Mr. Underwood simply figured it was a sin to kill cripples, bet they standing sitting or escaping. He likened Tom's death to the senseless slaughter of songbirds by hunters and children. Senseless killing Tom had been given due processes of law to the day of his death; he had been tried openly convicted by twelve good men and true; Atticus had fought for him all the way. Atticus had used every tool available to free men to save Tom Robinson, but in the secret courts of men's hearts Atticus had no case. Tom was dead the minute Mayella opened her mouth and screamed.
Harper Lee History
Harper Lee, was born in 1926 as the youngest of three children she was brought up in the deep American South and lived in a small town called Monroeville.

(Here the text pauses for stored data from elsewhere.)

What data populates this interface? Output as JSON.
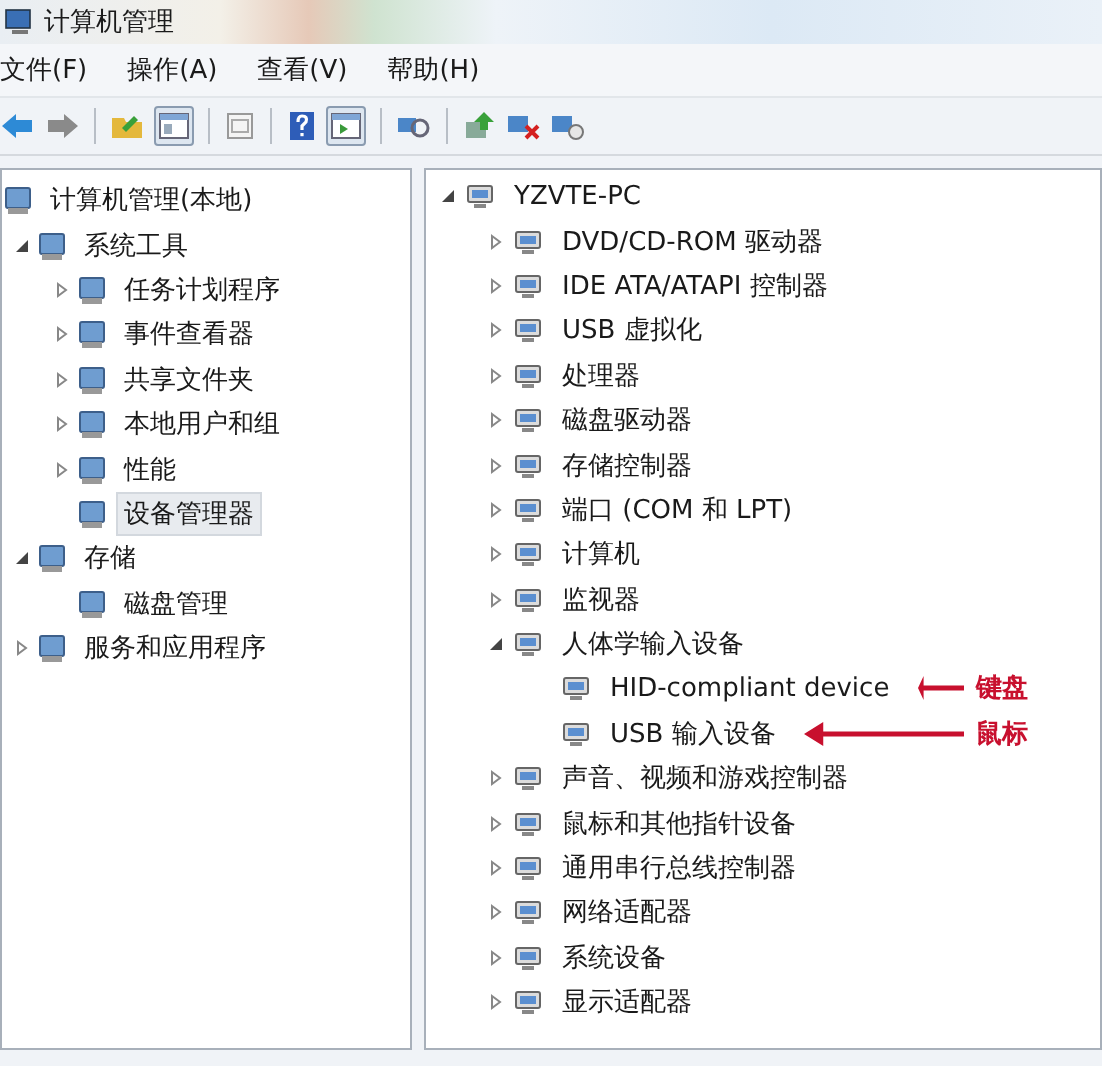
{
  "window": {
    "title": "计算机管理"
  },
  "menu": [
    "文件(F)",
    "操作(A)",
    "查看(V)",
    "帮助(H)"
  ],
  "left_tree": [
    {
      "label": "计算机管理(本地)",
      "selected": false,
      "children": [
        {
          "label": "系统工具",
          "expanded": true,
          "selected": false,
          "children": [
            {
              "label": "任务计划程序",
              "expanded": false,
              "selected": false
            },
            {
              "label": "事件查看器",
              "expanded": false,
              "selected": false
            },
            {
              "label": "共享文件夹",
              "expanded": false,
              "selected": false
            },
            {
              "label": "本地用户和组",
              "expanded": false,
              "selected": false
            },
            {
              "label": "性能",
              "expanded": false,
              "selected": false
            },
            {
              "label": "设备管理器",
              "selected": true
            }
          ]
        },
        {
          "label": "存储",
          "expanded": true,
          "selected": false,
          "children": [
            {
              "label": "磁盘管理",
              "selected": false
            }
          ]
        },
        {
          "label": "服务和应用程序",
          "expanded": false,
          "selected": false
        }
      ]
    }
  ],
  "device_tree": [
    {
      "label": "YZVTE-PC",
      "expanded": true,
      "children": [
        {
          "label": "DVD/CD-ROM 驱动器",
          "expanded": false
        },
        {
          "label": "IDE ATA/ATAPI 控制器",
          "expanded": false
        },
        {
          "label": "USB 虚拟化",
          "expanded": false
        },
        {
          "label": "处理器",
          "expanded": false
        },
        {
          "label": "磁盘驱动器",
          "expanded": false
        },
        {
          "label": "存储控制器",
          "expanded": false
        },
        {
          "label": "端口 (COM 和 LPT)",
          "expanded": false
        },
        {
          "label": "计算机",
          "expanded": false
        },
        {
          "label": "监视器",
          "expanded": false
        },
        {
          "label": "人体学输入设备",
          "expanded": true,
          "children": [
            {
              "label": "HID-compliant device",
              "annotation": "键盘"
            },
            {
              "label": "USB 输入设备",
              "annotation": "鼠标"
            }
          ]
        },
        {
          "label": "声音、视频和游戏控制器",
          "expanded": false
        },
        {
          "label": "鼠标和其他指针设备",
          "expanded": false
        },
        {
          "label": "通用串行总线控制器",
          "expanded": false
        },
        {
          "label": "网络适配器",
          "expanded": false
        },
        {
          "label": "系统设备",
          "expanded": false
        },
        {
          "label": "显示适配器",
          "expanded": false
        }
      ]
    }
  ]
}
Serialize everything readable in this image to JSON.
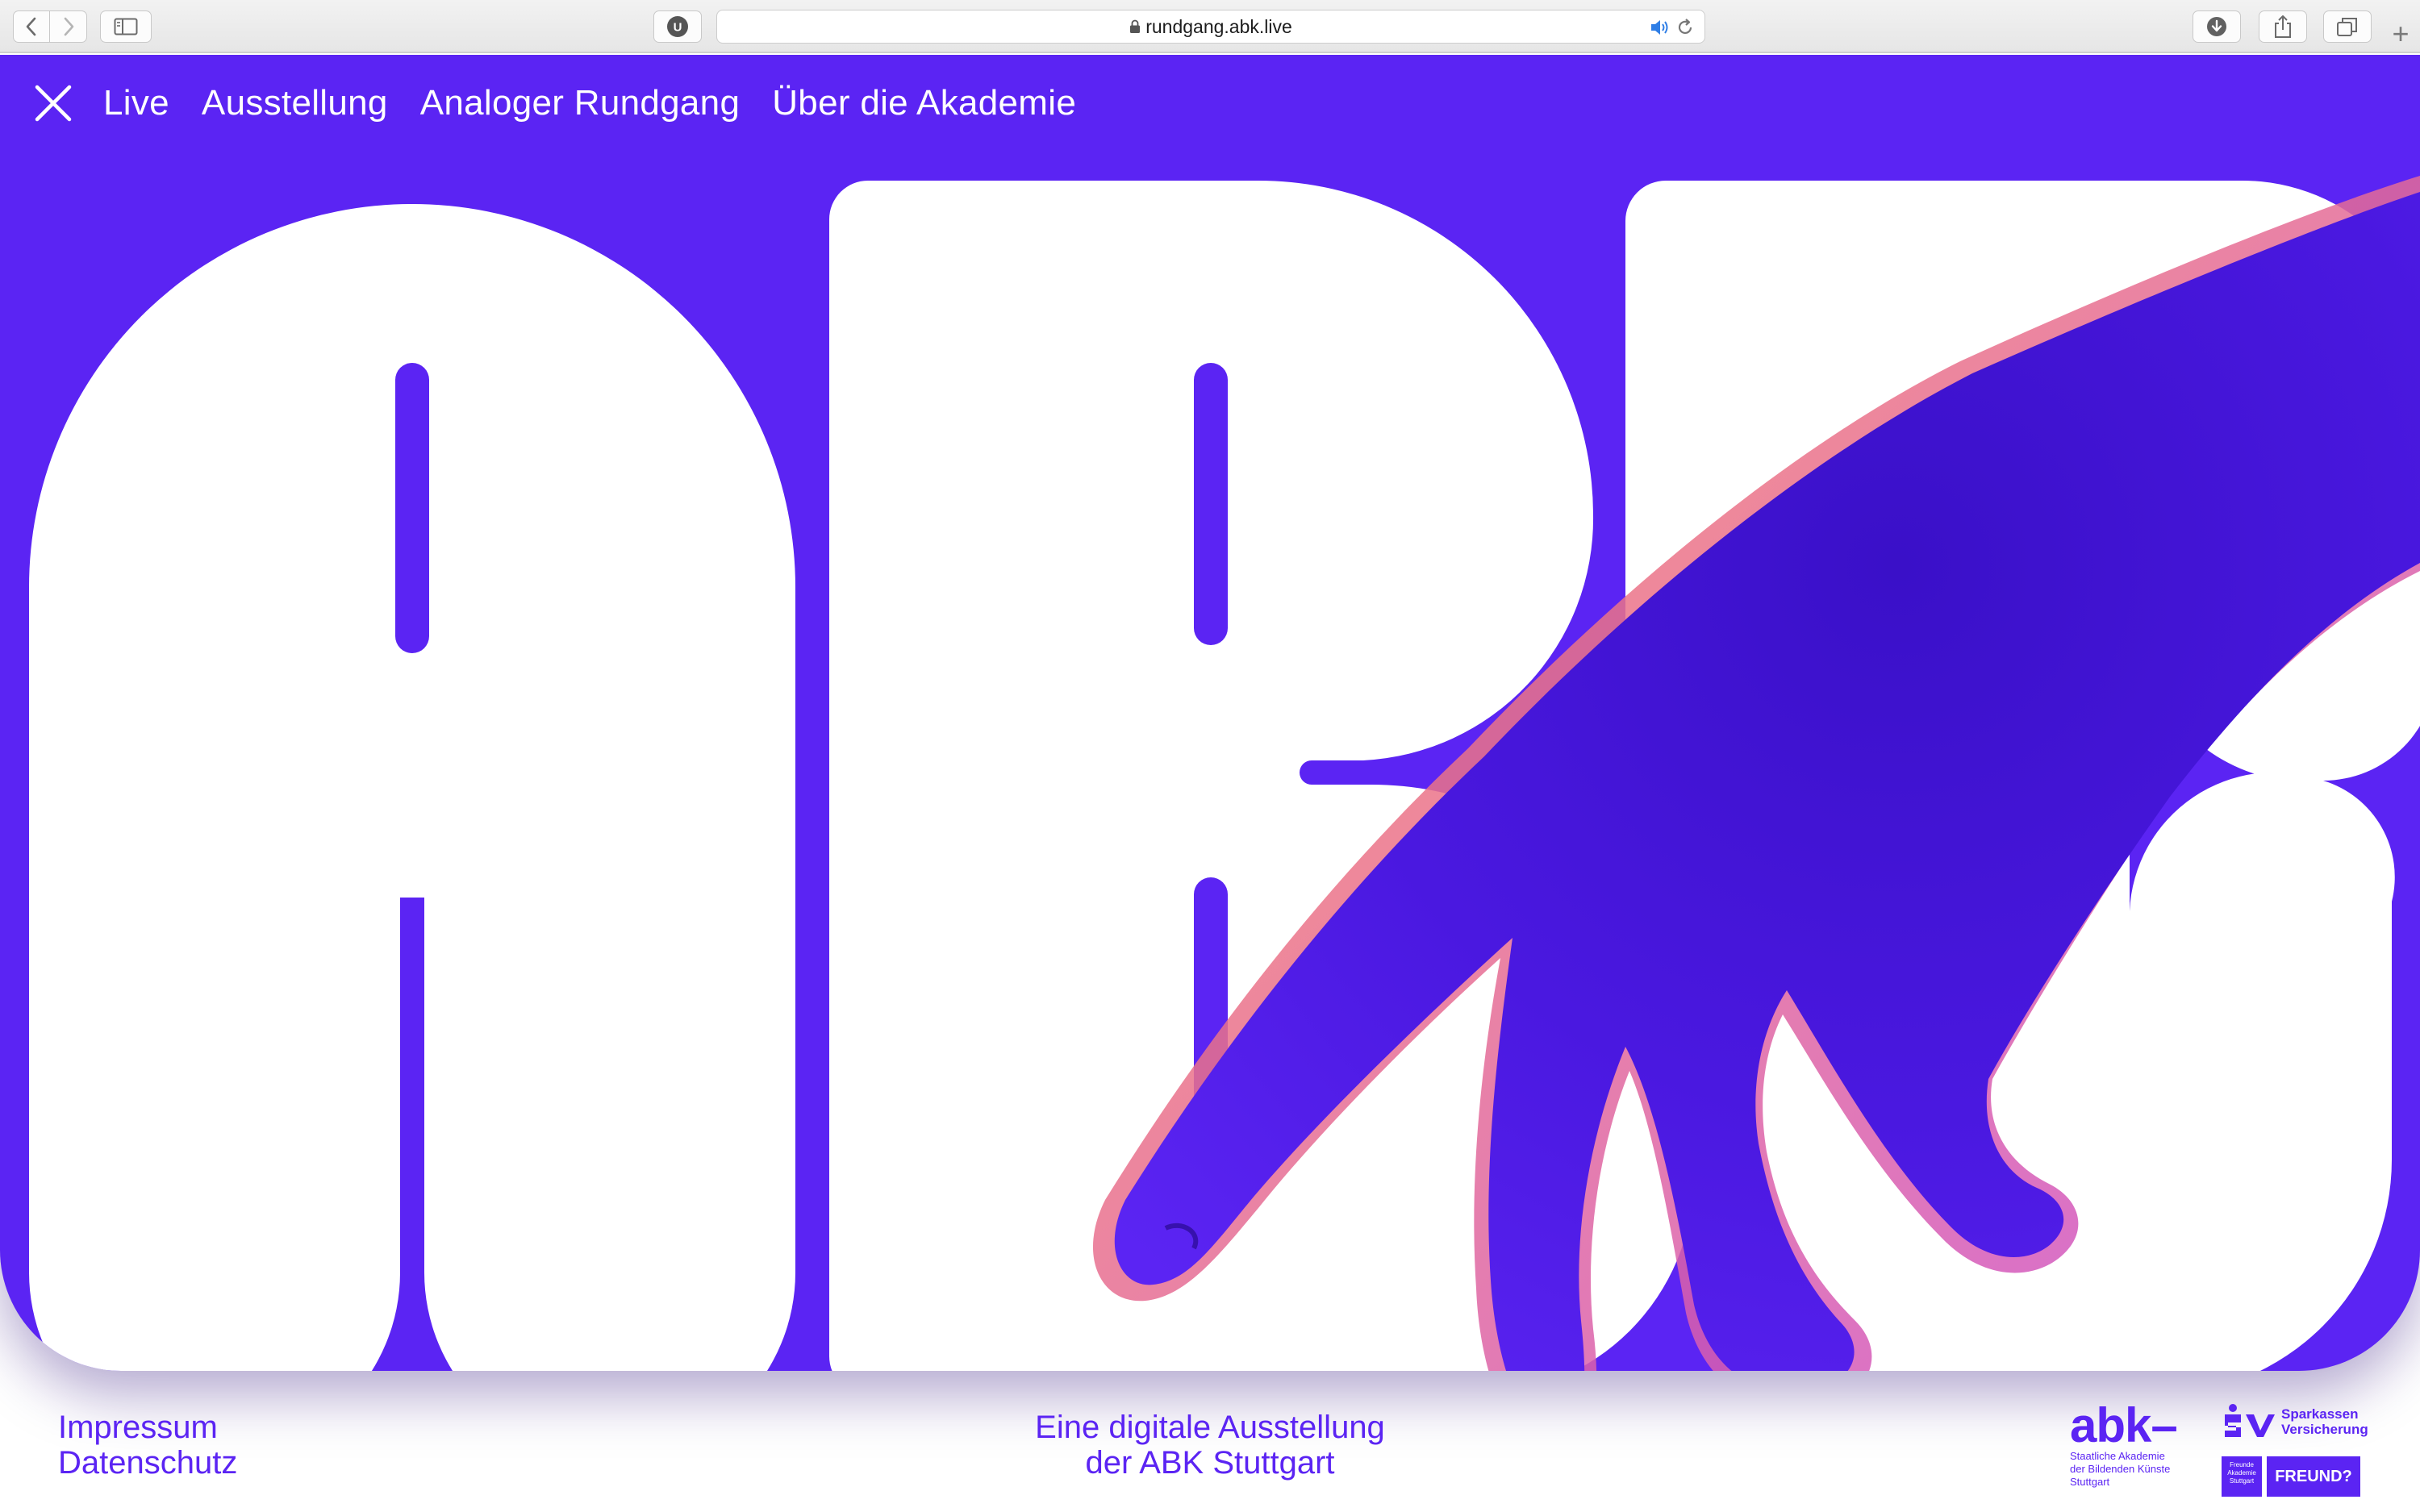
{
  "browser": {
    "url": "rundgang.abk.live",
    "extension_badge": "U"
  },
  "nav": {
    "items": [
      "Live",
      "Ausstellung",
      "Analoger Rundgang",
      "Über die Akademie"
    ]
  },
  "footer": {
    "impressum": "Impressum",
    "datenschutz": "Datenschutz",
    "tagline_line1": "Eine digitale Ausstellung",
    "tagline_line2": "der ABK Stuttgart"
  },
  "logos": {
    "abk_word": "abk–",
    "abk_sub1": "Staatliche Akademie",
    "abk_sub2": "der Bildenden Künste",
    "abk_sub3": "Stuttgart",
    "sv_line1": "Sparkassen",
    "sv_line2": "Versicherung",
    "freunde_box": "Freunde Akademie Stuttgart",
    "freund": "FREUND?"
  },
  "colors": {
    "brand": "#5b24f3",
    "white": "#ffffff"
  }
}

Harper Lee grew up in the same town as writer Truman Capote. She was a bit of a tomboy and he was more sensitive and effeminate. Both authors drew on this friendship in their works e.g. Dill in 'To kill a Mocking bird'.
After attending local schools in Monroeville Harper Lee went on to study law at the University of Alabama. She never completed her degree and instead went to work in New York as an airline reservations clerk, trying to raise finance to achieve a lifelong ambition of becoming a writer.
In 1960 she published her first and only novel 'To kill a Mockingbird', it became an immediate bestseller and won her many awards.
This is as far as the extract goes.